Future-Proof Your Film Scans With Digital Negatives

A Film Archiving Technique

6 min read by Dmitri.
Published on . Updated on .

Software destroys image data.

Each colour balance adjustment, contrast change, sharpening, crop, negative inversion, and JPEG compression degrades the quality of your film scans. This may not matter to you today, but as time goes by and you add edits to your images, you may begin to notice harsh gradient banding, lowering image resolution, and harder to control colours/contrast.

Loss of colour resolution after multiple consecutive (destructive) edits.

Digital negatives are master image files captured directly from a scanner. They are unedited, non-inverted digital copies of your film photographs, meant to stay untouched. You should also keep your film as a physical master; it’ll be there for you should you like to print an image in a darkroom or examine the negative. You may also update your digital negatives from your physical masters.

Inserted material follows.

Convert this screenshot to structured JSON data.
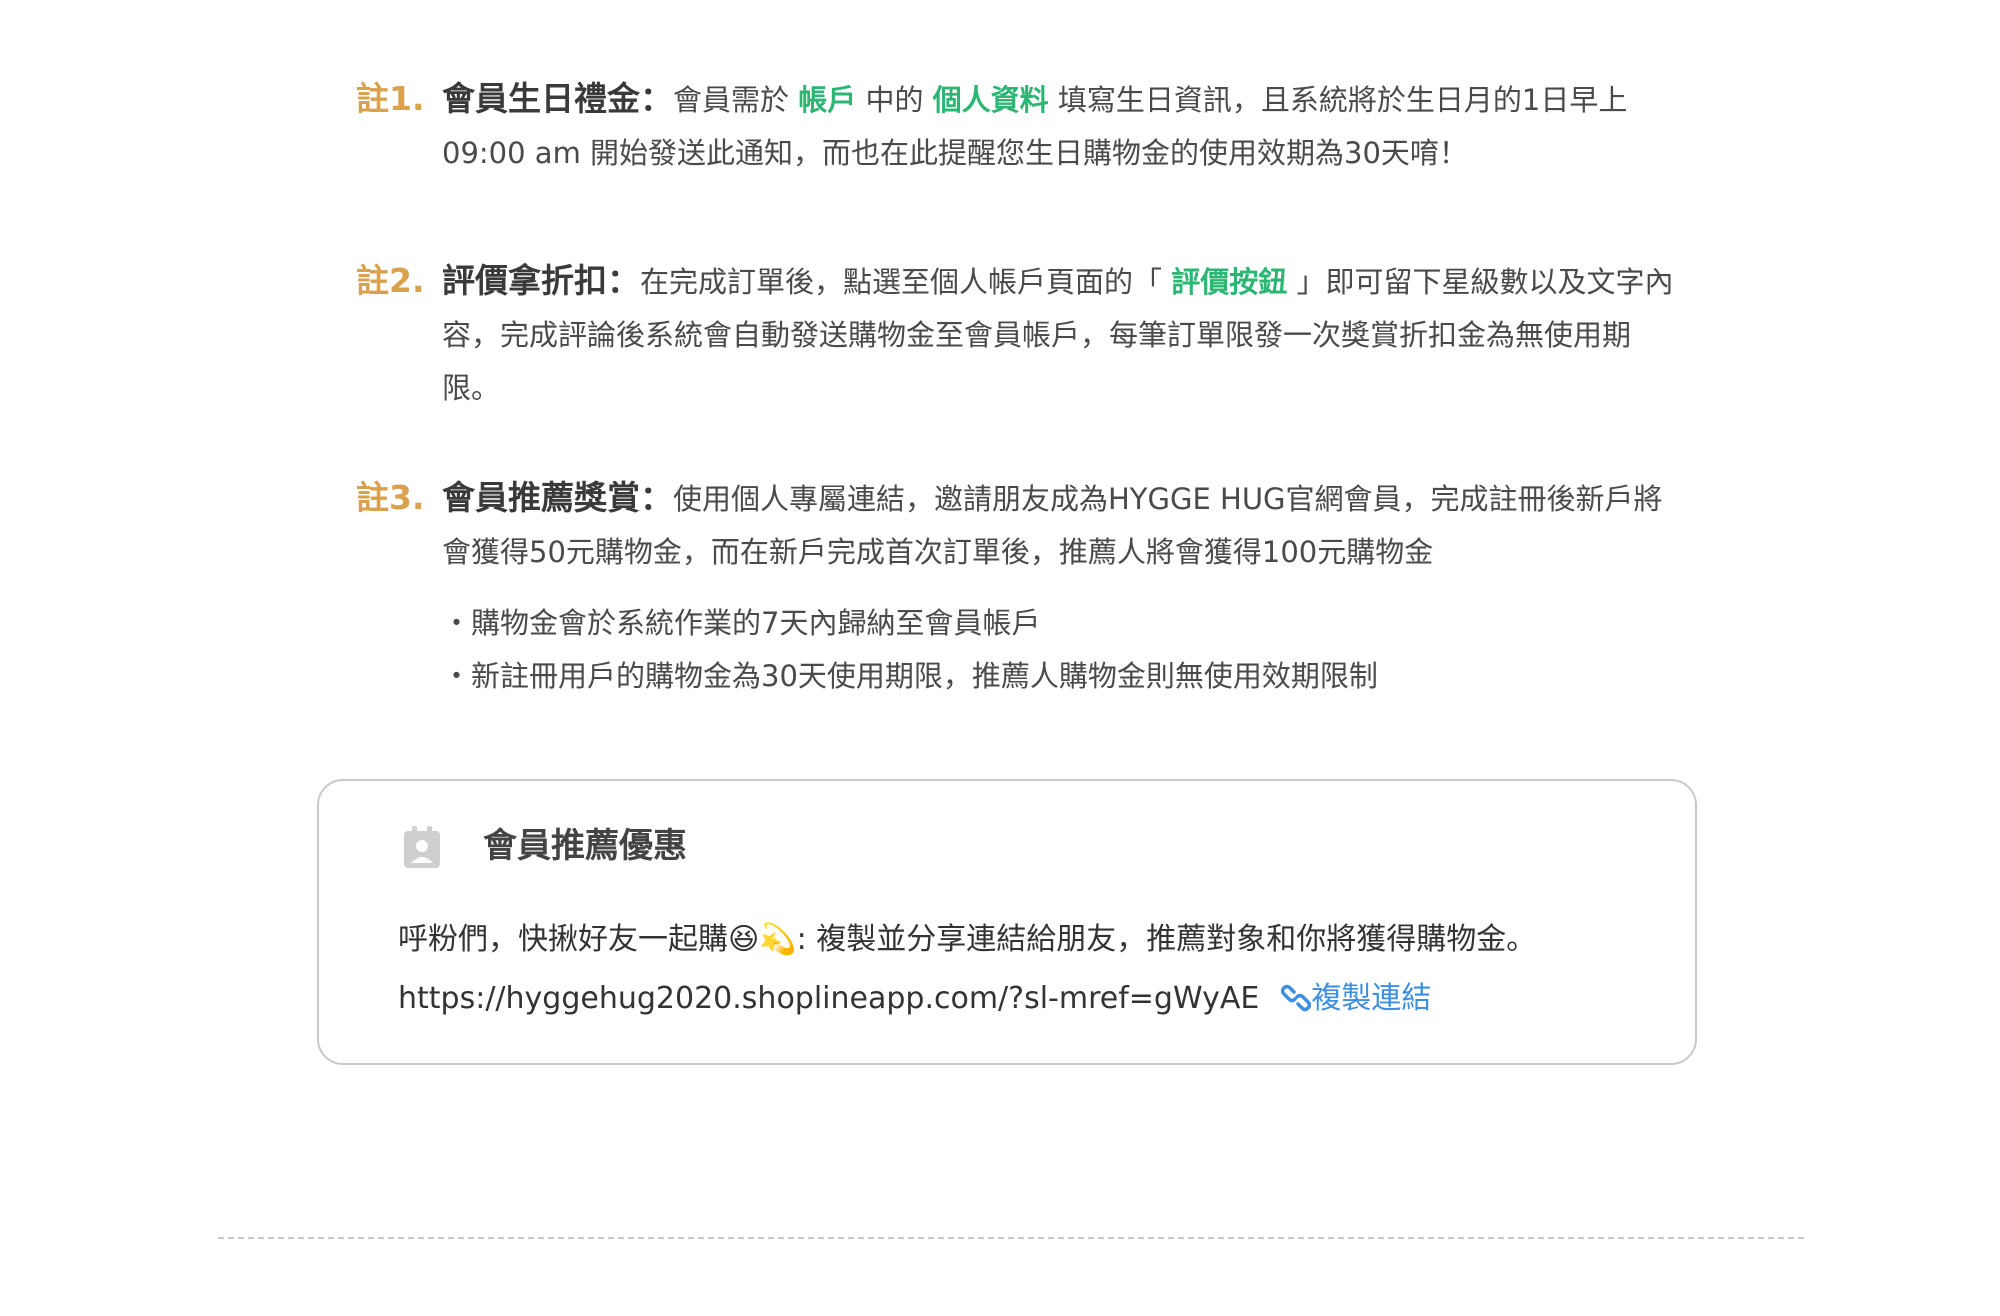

Digital negatives serve as a first-tier backup (since looking for the right frame and re-scanning film may be a laborious, time-consuming task). They should be the source of your significant photo edits, and they will store the most image data should you lose your physical film. I use them to generate replicable, predictable image inversions for comparing film stocks.

“Digital negative” disambiguation.

Adobe’s Digital Negative (DNG) is an open-source RAW image format. You can use that image format to save files using the technique described in this article.

Digital negative prints are digitally enlarged and printed transparencies. They are used to create contact prints that are significantly larger than the negative you may have gotten from your camera. For example, you can print an 8½×11” transparency (using a standard home printer with special printable transparency sheets) from any image and use that to create cyanotypes.

In this article, I describe digital negatives as a digital film archiving technique. This technique can work with various image formats and scanning hardware, but it does not require printing anything.

How to make digital negatives from film.

If you’re scanning your film using a macro lens and a digital camera — there isn’t much to do other than to ensure that your files are stored as RAW images and encoded at 48-bit for colour or 16-bit for black and white.